CineScope
- Interactive map of CineScope
- Address: 6 Bangabandhu Road Narayanganj Bangladesh
- Location: Ali Ahammed Chunka City Library and Auditorium
- Coordinates: 23°36′53″N 90°30′06″E﻿ / ﻿23.6146496°N 90.5016405°E
- Owner: Mohammad Nuruzzaman Dalim
- Operator: CineMaker and Narayanganj City Corporation
- Capacity: 35
- Type: Mini cineplex
- Screens: 1

Construction
- Opened: September 20, 2019

= CineScope =

Mini theater in Narayanganj, Bangladesh

CineScope is a mini theater located in Narayanganj, Bangladesh. This is the first mini theater in Bangladesh and the smallest mini theater in Asia.

==History==
The founder of this mini cineplex is Mohammad Nuruzzaman Dalim. He designed the Ali Ahammed Chunka City Library and Auditorium building located in Narayanganj town. After the construction of the building, a portion of the underground car park was unused, so he planned to have a mini cineplex there. The cineplex was built there after getting permission from the Mayor of Narayanganj City Corporation.
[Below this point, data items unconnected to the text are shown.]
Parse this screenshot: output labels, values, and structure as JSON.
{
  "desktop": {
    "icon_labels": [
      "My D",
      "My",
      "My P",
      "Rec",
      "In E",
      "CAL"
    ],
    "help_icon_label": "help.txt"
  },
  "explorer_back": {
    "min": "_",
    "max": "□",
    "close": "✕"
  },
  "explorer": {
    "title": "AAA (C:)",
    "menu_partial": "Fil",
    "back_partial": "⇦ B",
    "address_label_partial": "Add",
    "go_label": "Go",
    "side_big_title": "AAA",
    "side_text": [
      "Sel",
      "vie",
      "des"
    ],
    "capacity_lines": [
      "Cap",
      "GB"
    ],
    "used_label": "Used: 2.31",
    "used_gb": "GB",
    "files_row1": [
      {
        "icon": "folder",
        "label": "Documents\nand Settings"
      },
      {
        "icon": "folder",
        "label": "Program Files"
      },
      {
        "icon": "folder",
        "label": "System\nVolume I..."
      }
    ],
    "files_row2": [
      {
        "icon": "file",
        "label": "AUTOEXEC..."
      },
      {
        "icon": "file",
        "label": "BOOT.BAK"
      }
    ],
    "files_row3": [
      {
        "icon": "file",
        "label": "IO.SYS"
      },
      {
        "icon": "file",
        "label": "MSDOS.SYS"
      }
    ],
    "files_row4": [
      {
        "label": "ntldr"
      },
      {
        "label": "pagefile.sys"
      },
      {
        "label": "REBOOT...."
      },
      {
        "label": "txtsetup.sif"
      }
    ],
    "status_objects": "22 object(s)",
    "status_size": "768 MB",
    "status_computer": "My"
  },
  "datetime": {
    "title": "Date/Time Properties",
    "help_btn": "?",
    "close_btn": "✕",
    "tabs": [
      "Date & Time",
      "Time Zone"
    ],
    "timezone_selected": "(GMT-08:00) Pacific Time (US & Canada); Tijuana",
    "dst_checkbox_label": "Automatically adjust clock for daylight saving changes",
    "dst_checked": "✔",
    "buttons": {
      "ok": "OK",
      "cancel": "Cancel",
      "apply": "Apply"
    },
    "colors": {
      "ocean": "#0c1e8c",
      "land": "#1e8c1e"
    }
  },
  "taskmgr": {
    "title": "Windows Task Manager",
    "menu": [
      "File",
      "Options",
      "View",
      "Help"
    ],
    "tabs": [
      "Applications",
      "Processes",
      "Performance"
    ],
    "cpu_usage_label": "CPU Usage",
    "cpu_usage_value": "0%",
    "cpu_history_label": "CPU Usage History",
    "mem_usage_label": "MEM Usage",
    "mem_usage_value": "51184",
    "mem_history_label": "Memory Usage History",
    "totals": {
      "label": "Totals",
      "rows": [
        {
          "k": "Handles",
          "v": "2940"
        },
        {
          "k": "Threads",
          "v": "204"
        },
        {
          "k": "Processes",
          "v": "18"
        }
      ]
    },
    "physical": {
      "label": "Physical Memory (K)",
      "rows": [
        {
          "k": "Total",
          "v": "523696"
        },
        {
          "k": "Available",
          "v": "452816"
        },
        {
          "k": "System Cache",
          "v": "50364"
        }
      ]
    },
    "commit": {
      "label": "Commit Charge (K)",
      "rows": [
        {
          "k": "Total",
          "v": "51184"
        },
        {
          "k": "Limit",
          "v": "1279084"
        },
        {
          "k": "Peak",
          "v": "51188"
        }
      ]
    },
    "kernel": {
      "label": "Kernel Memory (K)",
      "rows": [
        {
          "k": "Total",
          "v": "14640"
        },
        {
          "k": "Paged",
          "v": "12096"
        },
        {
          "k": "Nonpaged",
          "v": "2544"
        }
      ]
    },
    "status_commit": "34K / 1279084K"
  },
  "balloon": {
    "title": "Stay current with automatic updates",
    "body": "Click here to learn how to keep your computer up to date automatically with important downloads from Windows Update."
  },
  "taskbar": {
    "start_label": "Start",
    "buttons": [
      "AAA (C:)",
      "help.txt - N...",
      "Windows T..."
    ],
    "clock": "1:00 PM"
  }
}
It was scheduled to inaugurated in Eid-ul-Adha, 2019 (August). This 35-seat mini theater is operated jointly by City corporation authority and CineMaker, a film production studio. This 4K theater with Dolby 7.1 surround sound system shows 3D films. The theater has a coffee shop also. It was opened on September 20, 2019. The first film showed in the theater was Surja Dighal Bari. The mini theater was closed for a total of 14 months in 2020 and 2021 due to the COVID-19 pandemic.